Well, as I ran this morning, I thought about more of a running name for the post. Still on par of a bit on a negative side though. I felt sluggish, bored, flat, not excited, not motivated, achy in hamstrings and glutes, tired, annoyed at drizzling rain and poor choice of music on my iPod...you name it, it wasn't even mind over matter, more like will power over mind and body. I had all the excuses, including that it is simply too early to jump into full training week (with some attempt of both hill repeats one day and speed intervals on another) and then go for a long run - all 2 weeks after a 100 miler. Fitness long gone...there was a time it wasn't a problem at all. I made it, I even ran each loop faster than one before, although it felt like I was shuffling dead...
But another thought process bugged my mind on top of running motivation struggle. My son goes to his friend's house almost every week, and he calls this guy's mom a "cool mom". They have a huge house, mom shuttles around neighborhood picking up various friends of her son, takes them out for lunch, then they all go to the park to skate, then she feeds them a million of pizza's and sodas, while they stay at the house playing video games. Cool mom indeed. I don't have a house at all, our apartment would hardly fit 2 of extra friends for a bit - and that would mean we have to go elsewhere to not be in the way, my car would also fit may be 2 of those friends for a pick-up ride, and I am a complete non-believer in fast food. Period. I am not a cool mom.
Nor am I a cool step-mom. I don't take boys to eat out, I send them to movies with Larry once a month, and always struggle when they demand soda for $5 at the theater. I don't buy extreme amount of toys and games and clothes, or snacks, don't have seasonal tickets to any game, and in general, run from 5am to 11am, and then drive to work for a couple of hours on the weekend, as well as go to school.
How do you raise kids these days? I am sure those of us who are older can bring up the memory of being independent, not spoiled, self-contained, and playing outside far more than inside. Generation, technology and so on...are all excuses, and I am aware of some happy families that claim that they out-bid the society. I wonder though. Did they really? What do their kids think when they go to school and hang out with friends who do all those kinds of things, have all those kinds of stuff and don't feel "deprived" by new standards? Even if they (kids) never bring it up to discussion?

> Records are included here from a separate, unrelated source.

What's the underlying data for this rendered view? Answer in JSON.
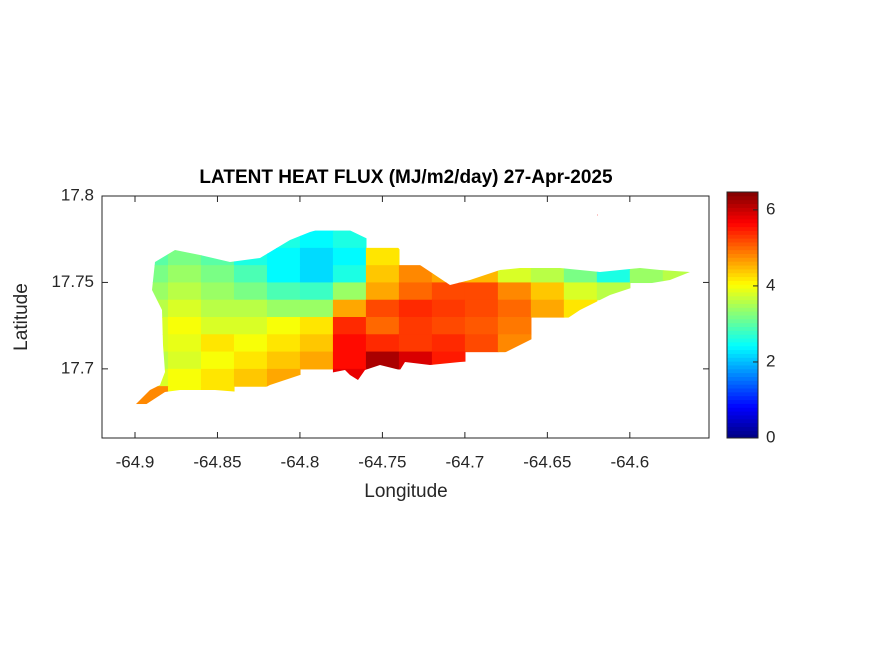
{
  "chart_data": {
    "type": "heatmap",
    "title": "LATENT HEAT FLUX (MJ/m2/day) 27-Apr-2025",
    "x_label": "Longitude",
    "y_label": "Latitude",
    "x": [
      -64.89,
      -64.87,
      -64.85,
      -64.83,
      -64.81,
      -64.79,
      -64.77,
      -64.75,
      -64.73,
      -64.71,
      -64.69,
      -64.67,
      -64.65,
      -64.63,
      -64.61,
      -64.59,
      -64.57
    ],
    "y": [
      17.785,
      17.775,
      17.765,
      17.755,
      17.745,
      17.735,
      17.725,
      17.715,
      17.705,
      17.695,
      17.685
    ],
    "values": [
      [
        null,
        null,
        null,
        null,
        null,
        null,
        null,
        null,
        null,
        null,
        null,
        null,
        null,
        5.8,
        null,
        null,
        null
      ],
      [
        null,
        null,
        null,
        2.8,
        2.6,
        2.4,
        2.6,
        null,
        null,
        null,
        null,
        null,
        null,
        null,
        null,
        null,
        null
      ],
      [
        3.0,
        3.2,
        3.0,
        2.6,
        2.4,
        2.2,
        2.4,
        4.2,
        null,
        null,
        null,
        null,
        null,
        null,
        null,
        null,
        null
      ],
      [
        3.2,
        3.4,
        3.2,
        2.9,
        2.4,
        2.2,
        2.6,
        4.4,
        4.8,
        4.6,
        4.5,
        3.8,
        3.6,
        3.2,
        2.6,
        3.4,
        3.6
      ],
      [
        3.4,
        3.6,
        3.4,
        3.2,
        2.9,
        2.8,
        3.4,
        4.6,
        5.0,
        5.2,
        5.2,
        4.8,
        4.4,
        3.8,
        3.6,
        null,
        null
      ],
      [
        3.6,
        3.8,
        3.6,
        3.6,
        3.4,
        3.4,
        4.6,
        5.2,
        5.4,
        5.3,
        5.2,
        5.0,
        4.6,
        4.2,
        null,
        null,
        null
      ],
      [
        3.8,
        4.0,
        3.8,
        3.8,
        4.0,
        4.2,
        5.4,
        5.0,
        5.3,
        5.2,
        5.1,
        4.9,
        null,
        null,
        null,
        null,
        null
      ],
      [
        3.8,
        3.9,
        4.2,
        4.0,
        4.2,
        4.4,
        5.6,
        5.4,
        5.3,
        5.4,
        5.2,
        4.8,
        null,
        null,
        null,
        null,
        null
      ],
      [
        3.6,
        3.8,
        4.0,
        4.2,
        4.4,
        4.6,
        5.6,
        6.2,
        5.9,
        5.5,
        null,
        null,
        null,
        null,
        null,
        null,
        null
      ],
      [
        3.8,
        4.0,
        4.2,
        4.4,
        4.6,
        null,
        5.8,
        null,
        null,
        null,
        null,
        null,
        null,
        null,
        null,
        null,
        null
      ],
      [
        4.8,
        4.0,
        4.2,
        null,
        null,
        null,
        null,
        null,
        null,
        null,
        null,
        null,
        null,
        null,
        null,
        null,
        null
      ]
    ],
    "xlim": [
      -64.92,
      -64.552
    ],
    "ylim": [
      17.66,
      17.8
    ],
    "xticks": [
      -64.9,
      -64.85,
      -64.8,
      -64.75,
      -64.7,
      -64.65,
      -64.6
    ],
    "yticks": [
      17.7,
      17.75,
      17.8
    ],
    "clim": [
      0,
      6.47
    ],
    "cticks": [
      0,
      2,
      4,
      6
    ],
    "colormap": "jet"
  }
}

Not only it is generation, it is cultural too. These are the values I have grown up with, and now, at 40, I can't simply break them and turn to abundance of crap because that's what happening here. I truly believe in those values. Not only for financial reasons (which are important, with the salary of a lab tech working in academic science hardly above double of a minimum wage), but for the moral reasons (it's not the things or the outside that is true), and for the "save the Universe" (waste generation is something I feel rather strongly against, I turn power off, don't use dryer or a dishwasher, and reuse every bag/paper I can, even at work, so it's not personal savings).
I have my financial vice. I run races. I can make excuse that half of them are local, what means negligible gas spending, free car sleeping, a sandwich for the road, and the entry is free (thank you Team Traverse for inviting me as a consultant!!!). I am also blessed with having some type of sponsorship since my entrance into ultrarunning scene, thus clothes, shoes and often running foods are either free or subsidized. So, yes, I fly to 100M races. And pay the registration fees. I save on everything else for myself - for that. And it is like having a psychologist for my mental state. I bet it is not more expensive and keeps me sane.
So, what's the say around from those who have kids? Do you fight for what you believe in, and how does it feel loosing the fight simply because you are likely in minority? How do you survive in society while still being true to your own core values? And how do you keep a bond with your kids prosper, trying to teach them what they will REALLY meet once they enter adulthood and stop being spoiled by their folks?